1. YAZARLAR

  2. Abdurrahman Dilipak

  3. Siyaset gözü kör eder mi?
Abdurrahman Dilipak

Abdurrahman Dilipak

Yazarın Tüm Yazıları >

Siyaset gözü kör eder mi?

05 Mayıs 2008 Pazartesi 03:58A+A-

Aşk, öfke ve siyaset gözü kör eder.

Çömez ve Abdullatif Şener, her ikisi de, AK Parti'nin kapatılması senaryoları üzerine yeni bir oluşum için kolları sıvamış gözüküyorlar..

Bana sorarsanız bu her iki oluşumun da AK Parti'den alacağı bir şey yok.. AK Parti'yi yağmalasalar bile halk bunlara oy vermez.. İP kadar bile oy alamazlar..

“AK Parti dağılırsa” ihtimali, üzerine hesap yapan az değil..
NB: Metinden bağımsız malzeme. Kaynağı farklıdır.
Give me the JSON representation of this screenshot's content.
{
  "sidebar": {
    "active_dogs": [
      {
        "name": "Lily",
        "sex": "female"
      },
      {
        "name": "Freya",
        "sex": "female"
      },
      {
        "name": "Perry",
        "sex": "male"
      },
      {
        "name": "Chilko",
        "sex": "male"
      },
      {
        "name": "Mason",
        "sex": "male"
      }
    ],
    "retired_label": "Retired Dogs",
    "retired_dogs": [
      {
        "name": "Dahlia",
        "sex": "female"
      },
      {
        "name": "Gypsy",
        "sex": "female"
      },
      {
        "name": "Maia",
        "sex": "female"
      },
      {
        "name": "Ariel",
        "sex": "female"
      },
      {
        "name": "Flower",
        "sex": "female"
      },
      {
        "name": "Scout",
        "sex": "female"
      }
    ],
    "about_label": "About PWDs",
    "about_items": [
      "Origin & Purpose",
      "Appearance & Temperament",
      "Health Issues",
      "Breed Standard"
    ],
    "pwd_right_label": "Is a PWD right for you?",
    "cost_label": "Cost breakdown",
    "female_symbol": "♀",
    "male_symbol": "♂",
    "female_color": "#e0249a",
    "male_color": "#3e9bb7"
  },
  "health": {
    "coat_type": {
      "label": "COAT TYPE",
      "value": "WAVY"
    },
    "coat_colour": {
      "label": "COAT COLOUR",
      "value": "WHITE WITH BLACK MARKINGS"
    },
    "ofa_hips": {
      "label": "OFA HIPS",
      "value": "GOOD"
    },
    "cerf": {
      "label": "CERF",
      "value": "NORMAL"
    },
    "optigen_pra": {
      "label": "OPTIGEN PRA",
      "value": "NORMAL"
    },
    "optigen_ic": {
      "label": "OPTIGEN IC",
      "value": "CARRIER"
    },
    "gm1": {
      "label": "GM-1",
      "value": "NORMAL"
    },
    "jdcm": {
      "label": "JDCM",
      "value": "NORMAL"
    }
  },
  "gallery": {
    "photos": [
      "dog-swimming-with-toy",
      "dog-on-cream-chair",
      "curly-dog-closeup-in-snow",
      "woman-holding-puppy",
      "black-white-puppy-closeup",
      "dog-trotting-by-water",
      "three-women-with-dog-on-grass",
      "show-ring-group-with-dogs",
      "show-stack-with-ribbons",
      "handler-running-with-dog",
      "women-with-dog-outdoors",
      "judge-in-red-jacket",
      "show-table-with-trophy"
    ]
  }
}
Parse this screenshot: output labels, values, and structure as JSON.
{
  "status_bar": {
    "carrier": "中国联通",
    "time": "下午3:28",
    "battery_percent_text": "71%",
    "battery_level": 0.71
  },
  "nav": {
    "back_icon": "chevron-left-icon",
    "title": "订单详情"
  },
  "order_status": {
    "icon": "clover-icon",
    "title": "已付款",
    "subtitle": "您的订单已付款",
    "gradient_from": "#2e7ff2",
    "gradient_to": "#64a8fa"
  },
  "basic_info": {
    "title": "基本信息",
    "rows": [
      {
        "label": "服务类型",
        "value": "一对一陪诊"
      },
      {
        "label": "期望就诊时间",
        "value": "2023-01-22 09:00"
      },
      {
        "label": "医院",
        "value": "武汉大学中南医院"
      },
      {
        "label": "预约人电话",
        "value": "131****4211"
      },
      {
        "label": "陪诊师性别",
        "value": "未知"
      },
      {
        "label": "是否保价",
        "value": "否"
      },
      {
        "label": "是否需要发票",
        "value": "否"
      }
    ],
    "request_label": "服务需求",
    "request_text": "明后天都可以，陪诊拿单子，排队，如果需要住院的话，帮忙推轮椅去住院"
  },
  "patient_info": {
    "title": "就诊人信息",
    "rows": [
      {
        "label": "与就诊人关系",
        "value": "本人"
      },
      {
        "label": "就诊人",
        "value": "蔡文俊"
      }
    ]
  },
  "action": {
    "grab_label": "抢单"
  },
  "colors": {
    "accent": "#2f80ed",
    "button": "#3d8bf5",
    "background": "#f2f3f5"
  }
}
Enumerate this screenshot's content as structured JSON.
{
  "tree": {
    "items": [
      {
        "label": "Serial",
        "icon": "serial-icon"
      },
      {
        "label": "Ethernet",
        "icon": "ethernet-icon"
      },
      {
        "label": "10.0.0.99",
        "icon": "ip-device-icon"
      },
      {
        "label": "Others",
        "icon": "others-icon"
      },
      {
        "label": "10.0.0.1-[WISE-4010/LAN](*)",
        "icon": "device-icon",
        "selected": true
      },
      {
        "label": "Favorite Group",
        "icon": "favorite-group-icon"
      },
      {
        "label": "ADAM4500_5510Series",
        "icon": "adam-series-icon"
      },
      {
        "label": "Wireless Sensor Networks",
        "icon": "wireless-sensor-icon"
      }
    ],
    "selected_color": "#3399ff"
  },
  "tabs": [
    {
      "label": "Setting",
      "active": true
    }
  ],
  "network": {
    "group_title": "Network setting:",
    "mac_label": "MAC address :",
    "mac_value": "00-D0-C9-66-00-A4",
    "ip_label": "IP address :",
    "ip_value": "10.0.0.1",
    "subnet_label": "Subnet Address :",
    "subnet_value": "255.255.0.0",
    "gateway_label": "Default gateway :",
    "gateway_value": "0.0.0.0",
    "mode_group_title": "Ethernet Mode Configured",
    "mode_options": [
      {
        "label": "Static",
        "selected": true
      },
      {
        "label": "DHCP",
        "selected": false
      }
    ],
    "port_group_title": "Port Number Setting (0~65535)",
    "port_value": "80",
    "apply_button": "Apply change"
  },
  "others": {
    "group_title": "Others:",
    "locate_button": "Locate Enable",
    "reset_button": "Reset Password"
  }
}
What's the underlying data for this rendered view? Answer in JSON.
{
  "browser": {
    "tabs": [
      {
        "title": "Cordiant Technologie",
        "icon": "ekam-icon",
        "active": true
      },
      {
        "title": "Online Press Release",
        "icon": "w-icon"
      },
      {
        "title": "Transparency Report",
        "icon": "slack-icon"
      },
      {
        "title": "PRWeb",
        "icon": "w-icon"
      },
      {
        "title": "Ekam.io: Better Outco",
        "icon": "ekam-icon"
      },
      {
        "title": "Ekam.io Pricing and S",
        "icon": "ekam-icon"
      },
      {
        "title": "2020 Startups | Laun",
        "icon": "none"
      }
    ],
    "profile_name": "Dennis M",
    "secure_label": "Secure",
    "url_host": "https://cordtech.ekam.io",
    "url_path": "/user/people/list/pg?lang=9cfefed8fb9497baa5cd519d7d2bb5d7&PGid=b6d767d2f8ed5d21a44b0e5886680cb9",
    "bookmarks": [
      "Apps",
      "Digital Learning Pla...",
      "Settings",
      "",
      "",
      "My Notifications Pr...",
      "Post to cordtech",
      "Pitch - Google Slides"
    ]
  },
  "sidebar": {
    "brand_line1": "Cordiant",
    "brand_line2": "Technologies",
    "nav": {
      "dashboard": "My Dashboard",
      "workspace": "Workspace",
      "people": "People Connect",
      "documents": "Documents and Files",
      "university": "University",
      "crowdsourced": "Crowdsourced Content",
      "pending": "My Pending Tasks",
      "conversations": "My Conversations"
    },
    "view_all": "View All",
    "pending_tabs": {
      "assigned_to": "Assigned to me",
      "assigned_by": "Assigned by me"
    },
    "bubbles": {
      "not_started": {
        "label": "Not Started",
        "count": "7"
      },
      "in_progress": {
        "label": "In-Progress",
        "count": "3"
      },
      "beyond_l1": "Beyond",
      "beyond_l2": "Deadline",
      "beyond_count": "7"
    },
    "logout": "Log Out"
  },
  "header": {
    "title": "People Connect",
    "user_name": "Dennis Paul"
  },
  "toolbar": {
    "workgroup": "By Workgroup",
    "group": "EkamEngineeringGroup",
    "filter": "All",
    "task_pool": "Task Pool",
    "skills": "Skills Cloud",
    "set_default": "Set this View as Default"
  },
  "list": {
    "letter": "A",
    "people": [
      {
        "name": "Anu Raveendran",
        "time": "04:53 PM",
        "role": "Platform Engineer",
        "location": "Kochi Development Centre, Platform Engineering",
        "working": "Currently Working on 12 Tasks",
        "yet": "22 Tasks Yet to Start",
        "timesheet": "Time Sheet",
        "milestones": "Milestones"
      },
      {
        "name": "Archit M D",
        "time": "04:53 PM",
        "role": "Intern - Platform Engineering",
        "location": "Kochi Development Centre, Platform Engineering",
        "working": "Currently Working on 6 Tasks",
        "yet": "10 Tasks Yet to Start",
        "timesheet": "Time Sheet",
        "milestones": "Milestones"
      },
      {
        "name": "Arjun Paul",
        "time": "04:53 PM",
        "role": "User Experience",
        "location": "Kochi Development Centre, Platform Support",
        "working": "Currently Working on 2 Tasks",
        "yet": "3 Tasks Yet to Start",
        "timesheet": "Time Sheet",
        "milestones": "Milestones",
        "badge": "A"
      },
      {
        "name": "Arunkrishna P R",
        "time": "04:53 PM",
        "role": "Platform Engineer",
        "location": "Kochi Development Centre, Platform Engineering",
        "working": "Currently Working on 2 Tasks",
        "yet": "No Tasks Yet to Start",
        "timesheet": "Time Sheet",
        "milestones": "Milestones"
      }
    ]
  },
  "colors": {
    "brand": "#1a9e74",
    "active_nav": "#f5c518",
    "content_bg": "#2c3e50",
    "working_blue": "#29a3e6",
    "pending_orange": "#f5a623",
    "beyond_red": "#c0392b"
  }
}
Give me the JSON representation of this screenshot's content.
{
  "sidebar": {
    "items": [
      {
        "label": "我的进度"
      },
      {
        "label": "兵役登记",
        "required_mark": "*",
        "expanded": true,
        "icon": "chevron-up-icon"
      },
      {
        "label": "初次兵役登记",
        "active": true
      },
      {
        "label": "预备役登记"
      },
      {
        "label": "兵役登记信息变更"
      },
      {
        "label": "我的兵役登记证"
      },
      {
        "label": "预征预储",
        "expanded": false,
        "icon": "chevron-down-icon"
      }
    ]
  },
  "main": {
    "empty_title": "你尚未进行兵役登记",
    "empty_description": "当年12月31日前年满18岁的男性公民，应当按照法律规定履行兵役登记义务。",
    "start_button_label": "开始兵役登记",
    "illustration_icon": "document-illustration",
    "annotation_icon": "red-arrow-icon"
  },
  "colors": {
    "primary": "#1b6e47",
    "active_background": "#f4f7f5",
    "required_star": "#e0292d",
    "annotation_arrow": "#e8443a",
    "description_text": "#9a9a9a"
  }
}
AK Parti kapatılırsa, bakarsınız seçimler yenilenir, ya da ara seçim olur.. ve AK Parti daha güçlü bir şekilde gelebilir..

Ama AK Parti dağılırsa, bir kısmı yeni bir sağ oluşuma, bir kısmı yeni kurulacak bir başka partiye de gidebilir..

Birileri bu iki isimle piyasayı test ediyorlar. Bu “erken öten horozlar”, siyasi arenanın gönüllü denekleri olmaktan öteye gidemezler..

Kimilerine göre “Cumhuriyet modernleşmesi aslında bir Yahudi-Alman-Türk mucizesiydi.” Ve belki de hâlâ birilerine göre bu işin sahibi yine onlardı.. İsrail'e giden yol Ankara'dan geçiyordu. O zaman, bugün de onlar niye bu işin üzerinde olmasınlardı?..
Yeni süreçte ABD ve İsrail yolcularına dikkat..

Ha! Bu arada dikkat. Siyonizm İzmir kökenli bir düşüncedir, belki biliyorsunuz. Sabatay Sevi onun fikir babasıdır.. Seküler İsrail projesinde ise Türkiye Yahudi sekülerleşme için rol modeldir. Baksanıza adam ne diyor: "İsrail kurulduktan sonra burada seküler-aydınlanmacı bir 'uygarlık' yaratılmaya çalışıldığında, yönetici insanların karşısındaki tek örnek Türkiye'ydi. Üstelik o insanlar Osmanlı geçmişinden gelmişti ve Türkiye'de yaşamışlardı. O nedenle de Türkiye'de kültürel olarak yapılan şeyler burada da aynen tekrarlandı." İmza David Katz..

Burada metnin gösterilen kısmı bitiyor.